Brooks McArthur, an attorney for Stenger, declined to comment Monday. Federal prosecutors, through a spokesperson, also declined to comment Monday.
The 100-page filing by prosecutors last month in Stenger’s case has more than 200 exhibits attached, including emails from various Jay Peak officials and others, text message exchanges among Quiros, Kelly and Stenger, financial spreadsheets, promotional materials from the projects, and newspaper clippings.
What prosecutors allege
The filings provide an inside look at Stenger’s action behind the scenes, as opposed to the public persona he displayed in cheerleading for the projects to increasingly worried foreign investors.
For example, in February 2014, Stenger wrote to a Chinese investor who raised concerns about the lack of federal Food and Drug Administration approval for products that the AnC Bio Vermont facility would make.
Stenger, according to an exhibit, wrote that “we are confident that the medical devices will receive FDA approval, as these devices are based on technologies developed over the course of many years at the AnC Bio Korea facility. However, in the worst-case scenario, if all of the devices were denied FDA approval, AnC Bio would still distribute these technologies internationally.”
Prosecutors, in their filing, described Stenger’s response as a “fallback explanation” about selling products internationally, one his many “deflection strategies” to not address the specific concern over the lack of FDA approval for the products.
In another instance in February 2013, one exhibit stated Stenger wrote a Houston immigration attorney about AnC Bio Vermont: “We have about 80 of the 220 slots left and they will be full by May 1st.”
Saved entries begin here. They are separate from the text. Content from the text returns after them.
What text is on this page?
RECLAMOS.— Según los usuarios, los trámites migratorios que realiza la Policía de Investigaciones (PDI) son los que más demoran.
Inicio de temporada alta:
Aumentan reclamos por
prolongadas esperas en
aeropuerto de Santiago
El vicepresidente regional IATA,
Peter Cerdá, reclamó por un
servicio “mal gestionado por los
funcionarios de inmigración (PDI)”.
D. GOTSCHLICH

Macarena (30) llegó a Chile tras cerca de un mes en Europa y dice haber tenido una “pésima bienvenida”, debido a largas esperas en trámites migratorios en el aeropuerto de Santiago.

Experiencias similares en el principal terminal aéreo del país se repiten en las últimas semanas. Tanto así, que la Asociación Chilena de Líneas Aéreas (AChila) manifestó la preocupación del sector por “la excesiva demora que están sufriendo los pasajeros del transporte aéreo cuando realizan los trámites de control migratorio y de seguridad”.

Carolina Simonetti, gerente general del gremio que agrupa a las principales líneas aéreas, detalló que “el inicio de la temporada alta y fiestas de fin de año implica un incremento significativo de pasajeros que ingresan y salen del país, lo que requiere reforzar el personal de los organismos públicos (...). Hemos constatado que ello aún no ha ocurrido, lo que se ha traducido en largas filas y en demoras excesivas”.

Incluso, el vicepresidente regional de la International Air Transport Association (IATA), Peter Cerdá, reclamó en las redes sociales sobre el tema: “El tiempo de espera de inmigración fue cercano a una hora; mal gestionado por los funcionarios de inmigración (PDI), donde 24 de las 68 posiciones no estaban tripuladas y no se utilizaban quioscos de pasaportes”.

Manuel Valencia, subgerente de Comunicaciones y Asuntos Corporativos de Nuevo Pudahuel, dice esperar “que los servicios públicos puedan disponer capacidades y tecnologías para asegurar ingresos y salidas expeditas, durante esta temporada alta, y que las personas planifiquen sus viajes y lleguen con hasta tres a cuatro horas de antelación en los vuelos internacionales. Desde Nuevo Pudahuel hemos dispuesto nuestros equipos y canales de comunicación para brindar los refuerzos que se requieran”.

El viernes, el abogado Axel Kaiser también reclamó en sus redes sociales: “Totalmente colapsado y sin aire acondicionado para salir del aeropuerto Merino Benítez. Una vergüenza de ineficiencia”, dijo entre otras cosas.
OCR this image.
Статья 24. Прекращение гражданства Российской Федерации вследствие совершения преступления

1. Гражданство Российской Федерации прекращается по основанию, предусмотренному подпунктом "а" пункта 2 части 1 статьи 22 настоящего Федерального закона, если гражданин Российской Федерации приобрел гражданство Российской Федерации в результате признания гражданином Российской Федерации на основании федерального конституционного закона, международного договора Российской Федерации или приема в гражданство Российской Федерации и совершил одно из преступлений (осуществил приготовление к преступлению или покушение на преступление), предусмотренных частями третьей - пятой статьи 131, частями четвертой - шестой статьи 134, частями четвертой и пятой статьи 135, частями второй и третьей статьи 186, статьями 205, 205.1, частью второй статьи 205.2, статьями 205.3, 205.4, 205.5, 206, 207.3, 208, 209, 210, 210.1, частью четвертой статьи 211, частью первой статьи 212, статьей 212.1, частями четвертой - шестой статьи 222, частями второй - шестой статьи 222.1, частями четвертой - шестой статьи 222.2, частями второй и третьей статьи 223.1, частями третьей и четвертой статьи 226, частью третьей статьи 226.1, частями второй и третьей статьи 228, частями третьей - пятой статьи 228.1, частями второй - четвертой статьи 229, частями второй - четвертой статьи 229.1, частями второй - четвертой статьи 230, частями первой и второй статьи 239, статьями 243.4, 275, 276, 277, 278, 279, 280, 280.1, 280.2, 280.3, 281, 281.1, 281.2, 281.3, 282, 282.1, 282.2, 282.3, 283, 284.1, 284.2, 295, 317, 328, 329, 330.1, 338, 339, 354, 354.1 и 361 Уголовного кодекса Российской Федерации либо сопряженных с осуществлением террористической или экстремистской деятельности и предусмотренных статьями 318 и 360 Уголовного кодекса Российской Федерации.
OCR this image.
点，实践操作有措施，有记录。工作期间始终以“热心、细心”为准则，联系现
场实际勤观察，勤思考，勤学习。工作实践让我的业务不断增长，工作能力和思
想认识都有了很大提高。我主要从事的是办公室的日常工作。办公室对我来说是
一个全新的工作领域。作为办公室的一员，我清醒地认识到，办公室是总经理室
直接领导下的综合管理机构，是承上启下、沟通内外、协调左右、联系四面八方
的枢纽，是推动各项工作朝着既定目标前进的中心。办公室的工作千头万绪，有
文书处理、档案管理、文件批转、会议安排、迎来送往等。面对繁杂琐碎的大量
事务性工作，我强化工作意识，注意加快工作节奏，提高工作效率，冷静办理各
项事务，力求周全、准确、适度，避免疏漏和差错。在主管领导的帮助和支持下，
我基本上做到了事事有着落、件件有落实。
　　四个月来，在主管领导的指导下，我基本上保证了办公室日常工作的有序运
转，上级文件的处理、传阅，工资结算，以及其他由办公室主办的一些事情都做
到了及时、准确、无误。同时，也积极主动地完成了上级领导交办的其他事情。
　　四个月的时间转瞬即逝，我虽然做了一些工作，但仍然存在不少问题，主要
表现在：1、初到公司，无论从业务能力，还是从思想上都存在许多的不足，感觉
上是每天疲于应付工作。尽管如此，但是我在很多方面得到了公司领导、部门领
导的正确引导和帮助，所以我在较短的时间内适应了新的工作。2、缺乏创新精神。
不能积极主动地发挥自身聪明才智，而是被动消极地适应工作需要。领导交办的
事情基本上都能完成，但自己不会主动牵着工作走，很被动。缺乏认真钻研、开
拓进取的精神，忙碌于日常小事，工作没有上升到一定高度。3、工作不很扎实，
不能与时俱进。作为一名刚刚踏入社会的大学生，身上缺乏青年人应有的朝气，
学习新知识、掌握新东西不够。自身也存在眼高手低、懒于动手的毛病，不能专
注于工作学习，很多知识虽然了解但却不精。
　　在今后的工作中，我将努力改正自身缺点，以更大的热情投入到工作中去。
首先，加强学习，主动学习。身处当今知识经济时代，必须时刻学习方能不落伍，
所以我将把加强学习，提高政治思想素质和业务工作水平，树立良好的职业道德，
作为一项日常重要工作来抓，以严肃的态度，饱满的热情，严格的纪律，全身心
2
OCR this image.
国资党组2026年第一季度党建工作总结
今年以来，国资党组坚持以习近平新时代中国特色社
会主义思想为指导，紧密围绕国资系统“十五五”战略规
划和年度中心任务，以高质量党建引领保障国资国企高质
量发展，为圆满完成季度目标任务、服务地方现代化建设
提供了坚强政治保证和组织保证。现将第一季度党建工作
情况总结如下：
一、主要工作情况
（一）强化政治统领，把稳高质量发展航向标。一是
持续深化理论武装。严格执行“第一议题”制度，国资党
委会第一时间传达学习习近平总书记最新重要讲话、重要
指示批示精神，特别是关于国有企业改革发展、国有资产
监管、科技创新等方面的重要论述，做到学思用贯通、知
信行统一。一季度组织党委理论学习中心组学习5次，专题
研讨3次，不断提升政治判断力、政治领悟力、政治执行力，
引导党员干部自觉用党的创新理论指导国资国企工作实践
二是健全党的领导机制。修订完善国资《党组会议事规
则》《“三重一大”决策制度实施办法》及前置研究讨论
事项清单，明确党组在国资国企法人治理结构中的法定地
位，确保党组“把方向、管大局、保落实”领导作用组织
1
However, according to prosecutors, over 180 of the 220 slots remained open.
“Stenger and his assistants were carefully tracking the number of investors committed to the program,” prosecutors wrote. “Thus, Stenger knew that he was lying to make his AnC marketing look more successful than it was.”
And, prosecutors wrote, he was not always consistent in the lies. On April 2, 2013, according to an exhibit, Stenger wrote to an immigration attorney, “[w]e are more than half subscribed and will be full in about six more weeks.”
Then, in another exhibit, Stenger wrote May 3, 2013, to a recruiter for Chinese investors, “AnC is doing very well. About 50 spots left.” At that time, according to prosecutors, Stenger wasn’t close to filling the project, with 150 spots left.
Also, an exhibit features a New York Times article from 2012, after Stenger met with the reporter to talk about the EB-5 projects at Jay Peak and in Newport, the filings stated. The article stated, “Along with state officials, who monitor and audit their projects, and Sen. Patrick J. Leahy, a Democrat who has championed the program in Washington, [Stenger and Quiros], have sought to make Jay Peak a national showcase for the investor program.”
Stenger, according to the prosecutors’ filing, knew that state officials did not audit the projects.
“Stenger picked that one statement from the article to highlight in AnC marketing brochures,” prosecutors wrote. “It was quoted alone in large type on one page early in the brochure.”